[The Constitutional History of England From 1760 to 1860 by Charles Duke Yonge]@TWC D-Link bookThe Constitutional History of England From 1760 to 1860 CHAPTER III 45/49
Wedderburn unhesitatingly replied that it was not; that "if a mob were committing a felony, as by burning dwelling-houses, and could not be prevented by other means, the military, according to the law of England, might and ought to be immediately ordered to fire upon them, the reading of the Riot Act being wholly unnecessary under such circumstances."[71] The King insisted on this opinion being instantly acted on; a proclamation was issued, and orders were sent from the Adjutant-general's office that the soldiers were to act at once without waiting for directions from the civil magistrates.
A few hours now sufficed to restore tranquillity.

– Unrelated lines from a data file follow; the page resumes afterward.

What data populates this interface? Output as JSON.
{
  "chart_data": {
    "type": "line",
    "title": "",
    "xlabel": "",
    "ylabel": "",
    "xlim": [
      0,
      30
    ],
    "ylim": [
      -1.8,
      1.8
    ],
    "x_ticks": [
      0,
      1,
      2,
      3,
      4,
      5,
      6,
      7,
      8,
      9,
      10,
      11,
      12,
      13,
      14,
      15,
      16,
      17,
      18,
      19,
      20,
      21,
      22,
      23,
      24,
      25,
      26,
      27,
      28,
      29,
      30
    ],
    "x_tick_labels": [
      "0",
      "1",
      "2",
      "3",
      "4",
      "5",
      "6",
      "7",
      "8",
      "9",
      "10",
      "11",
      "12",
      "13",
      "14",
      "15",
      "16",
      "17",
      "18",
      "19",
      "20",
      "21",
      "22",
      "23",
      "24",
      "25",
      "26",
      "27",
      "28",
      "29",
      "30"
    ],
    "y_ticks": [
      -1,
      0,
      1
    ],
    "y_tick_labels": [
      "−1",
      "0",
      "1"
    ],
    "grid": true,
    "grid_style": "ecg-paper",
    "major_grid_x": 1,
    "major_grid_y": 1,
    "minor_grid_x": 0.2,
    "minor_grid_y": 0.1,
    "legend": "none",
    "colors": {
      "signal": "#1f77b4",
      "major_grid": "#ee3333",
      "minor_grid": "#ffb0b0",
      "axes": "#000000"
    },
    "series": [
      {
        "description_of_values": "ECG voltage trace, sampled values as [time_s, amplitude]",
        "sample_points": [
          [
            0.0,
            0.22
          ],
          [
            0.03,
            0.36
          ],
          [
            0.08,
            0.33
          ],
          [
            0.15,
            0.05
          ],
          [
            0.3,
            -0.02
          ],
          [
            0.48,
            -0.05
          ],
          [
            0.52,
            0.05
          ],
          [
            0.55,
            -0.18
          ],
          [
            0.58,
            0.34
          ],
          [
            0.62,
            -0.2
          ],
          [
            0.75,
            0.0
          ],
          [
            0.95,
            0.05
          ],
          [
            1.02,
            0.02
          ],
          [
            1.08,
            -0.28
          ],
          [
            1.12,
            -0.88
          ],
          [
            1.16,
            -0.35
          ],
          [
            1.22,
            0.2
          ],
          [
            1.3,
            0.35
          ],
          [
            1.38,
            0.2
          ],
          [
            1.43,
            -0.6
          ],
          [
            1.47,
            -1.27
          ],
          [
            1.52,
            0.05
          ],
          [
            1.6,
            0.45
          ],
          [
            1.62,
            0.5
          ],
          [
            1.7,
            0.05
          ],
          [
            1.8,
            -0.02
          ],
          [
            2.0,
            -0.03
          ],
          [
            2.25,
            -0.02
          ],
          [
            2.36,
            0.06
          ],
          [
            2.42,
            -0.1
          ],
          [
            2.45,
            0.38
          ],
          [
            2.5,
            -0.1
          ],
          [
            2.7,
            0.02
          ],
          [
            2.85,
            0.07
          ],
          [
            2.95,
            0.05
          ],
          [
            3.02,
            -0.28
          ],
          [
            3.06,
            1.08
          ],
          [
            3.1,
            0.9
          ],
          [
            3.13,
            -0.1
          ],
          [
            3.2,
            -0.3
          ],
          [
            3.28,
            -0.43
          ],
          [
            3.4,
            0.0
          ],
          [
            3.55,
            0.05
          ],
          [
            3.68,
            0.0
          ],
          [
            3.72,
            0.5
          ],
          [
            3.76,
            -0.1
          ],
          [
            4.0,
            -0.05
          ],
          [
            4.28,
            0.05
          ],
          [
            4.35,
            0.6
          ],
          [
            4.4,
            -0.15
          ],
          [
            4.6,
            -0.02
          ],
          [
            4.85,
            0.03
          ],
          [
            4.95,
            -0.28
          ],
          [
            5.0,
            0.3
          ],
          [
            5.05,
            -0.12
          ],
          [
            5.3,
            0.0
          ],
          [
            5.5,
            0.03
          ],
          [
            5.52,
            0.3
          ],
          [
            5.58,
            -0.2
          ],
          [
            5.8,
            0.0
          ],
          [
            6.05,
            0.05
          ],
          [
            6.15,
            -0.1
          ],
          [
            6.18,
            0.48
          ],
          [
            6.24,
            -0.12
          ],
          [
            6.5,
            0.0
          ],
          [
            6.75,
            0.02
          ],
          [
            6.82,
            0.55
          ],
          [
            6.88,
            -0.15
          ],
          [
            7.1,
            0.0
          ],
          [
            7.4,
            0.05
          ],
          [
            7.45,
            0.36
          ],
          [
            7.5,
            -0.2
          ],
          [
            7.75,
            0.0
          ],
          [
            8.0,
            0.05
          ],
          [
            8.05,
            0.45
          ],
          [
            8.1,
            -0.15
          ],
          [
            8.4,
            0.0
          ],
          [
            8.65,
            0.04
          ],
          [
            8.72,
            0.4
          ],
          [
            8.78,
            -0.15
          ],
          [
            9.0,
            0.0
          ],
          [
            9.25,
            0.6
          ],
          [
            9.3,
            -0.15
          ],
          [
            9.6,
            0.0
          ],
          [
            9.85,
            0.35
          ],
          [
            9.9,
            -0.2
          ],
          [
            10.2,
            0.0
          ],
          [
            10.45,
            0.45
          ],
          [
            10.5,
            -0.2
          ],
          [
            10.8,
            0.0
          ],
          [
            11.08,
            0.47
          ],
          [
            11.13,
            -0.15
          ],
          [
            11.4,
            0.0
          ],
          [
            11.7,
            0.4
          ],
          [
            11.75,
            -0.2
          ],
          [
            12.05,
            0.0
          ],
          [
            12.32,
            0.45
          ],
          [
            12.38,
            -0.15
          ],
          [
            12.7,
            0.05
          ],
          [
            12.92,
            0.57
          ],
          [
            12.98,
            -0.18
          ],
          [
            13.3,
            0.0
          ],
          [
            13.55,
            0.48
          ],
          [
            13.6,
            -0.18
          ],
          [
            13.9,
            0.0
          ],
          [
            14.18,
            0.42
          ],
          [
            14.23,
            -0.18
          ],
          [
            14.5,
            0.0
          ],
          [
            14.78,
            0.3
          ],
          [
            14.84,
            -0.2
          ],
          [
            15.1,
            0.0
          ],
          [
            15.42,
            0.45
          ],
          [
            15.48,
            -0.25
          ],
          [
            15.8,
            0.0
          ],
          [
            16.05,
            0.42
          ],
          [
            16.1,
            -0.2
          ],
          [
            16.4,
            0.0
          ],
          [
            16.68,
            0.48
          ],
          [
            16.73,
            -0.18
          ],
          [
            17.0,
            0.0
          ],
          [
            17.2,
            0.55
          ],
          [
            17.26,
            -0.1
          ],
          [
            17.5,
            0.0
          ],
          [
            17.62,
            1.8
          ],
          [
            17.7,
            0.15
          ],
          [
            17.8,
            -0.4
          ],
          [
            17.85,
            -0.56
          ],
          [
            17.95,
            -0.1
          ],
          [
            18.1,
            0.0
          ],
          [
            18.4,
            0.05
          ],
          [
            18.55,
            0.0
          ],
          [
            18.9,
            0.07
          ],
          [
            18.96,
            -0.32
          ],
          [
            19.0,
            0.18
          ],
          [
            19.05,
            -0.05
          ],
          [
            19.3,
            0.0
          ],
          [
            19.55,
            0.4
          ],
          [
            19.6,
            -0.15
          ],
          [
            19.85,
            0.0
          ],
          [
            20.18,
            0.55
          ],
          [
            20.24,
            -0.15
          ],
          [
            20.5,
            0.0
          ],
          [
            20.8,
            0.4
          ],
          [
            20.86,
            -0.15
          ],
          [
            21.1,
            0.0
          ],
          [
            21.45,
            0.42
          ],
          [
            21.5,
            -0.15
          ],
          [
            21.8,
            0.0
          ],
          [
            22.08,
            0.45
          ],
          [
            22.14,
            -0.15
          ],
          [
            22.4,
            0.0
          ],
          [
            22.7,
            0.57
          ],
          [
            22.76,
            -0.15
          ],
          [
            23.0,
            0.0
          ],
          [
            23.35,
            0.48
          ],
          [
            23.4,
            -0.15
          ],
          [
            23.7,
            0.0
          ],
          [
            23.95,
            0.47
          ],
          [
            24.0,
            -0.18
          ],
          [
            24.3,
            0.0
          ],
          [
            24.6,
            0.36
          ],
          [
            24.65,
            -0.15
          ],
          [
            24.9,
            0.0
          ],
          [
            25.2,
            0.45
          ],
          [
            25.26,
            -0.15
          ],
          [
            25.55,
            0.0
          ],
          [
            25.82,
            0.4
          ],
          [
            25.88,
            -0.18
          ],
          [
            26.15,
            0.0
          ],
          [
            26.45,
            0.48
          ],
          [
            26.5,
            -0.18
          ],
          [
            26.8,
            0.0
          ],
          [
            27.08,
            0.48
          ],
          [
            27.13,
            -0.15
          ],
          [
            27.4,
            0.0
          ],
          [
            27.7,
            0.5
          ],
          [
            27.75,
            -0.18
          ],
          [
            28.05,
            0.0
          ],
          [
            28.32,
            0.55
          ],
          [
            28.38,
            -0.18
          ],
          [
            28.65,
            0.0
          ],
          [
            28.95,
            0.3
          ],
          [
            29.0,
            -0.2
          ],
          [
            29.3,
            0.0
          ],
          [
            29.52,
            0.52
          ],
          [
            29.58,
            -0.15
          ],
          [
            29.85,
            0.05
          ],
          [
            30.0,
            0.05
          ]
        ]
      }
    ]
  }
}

The Chief-justice, in his place in the House of Lords, subsequently declared Wedderburn's opinion, and the orders given in reliance upon it, to be in strict conformity with the common law, laying down, as the principle on which such an interpretation of the law rested, the doctrine that in such a case the military were acting, "not as soldiers, but as citizens; no matter whether their coats were red or brown, they were legally employed in preserving the laws and the constitution;"[72] and Wedderburn, who before the end of the year became Chief-justice of the Common Pleas, repeated the doctrine more elaborately in a charge from the Bench.
It was a lesson of value to the whole community.
It was quite true that the constitution placed the army in a state of dependence on the civil power.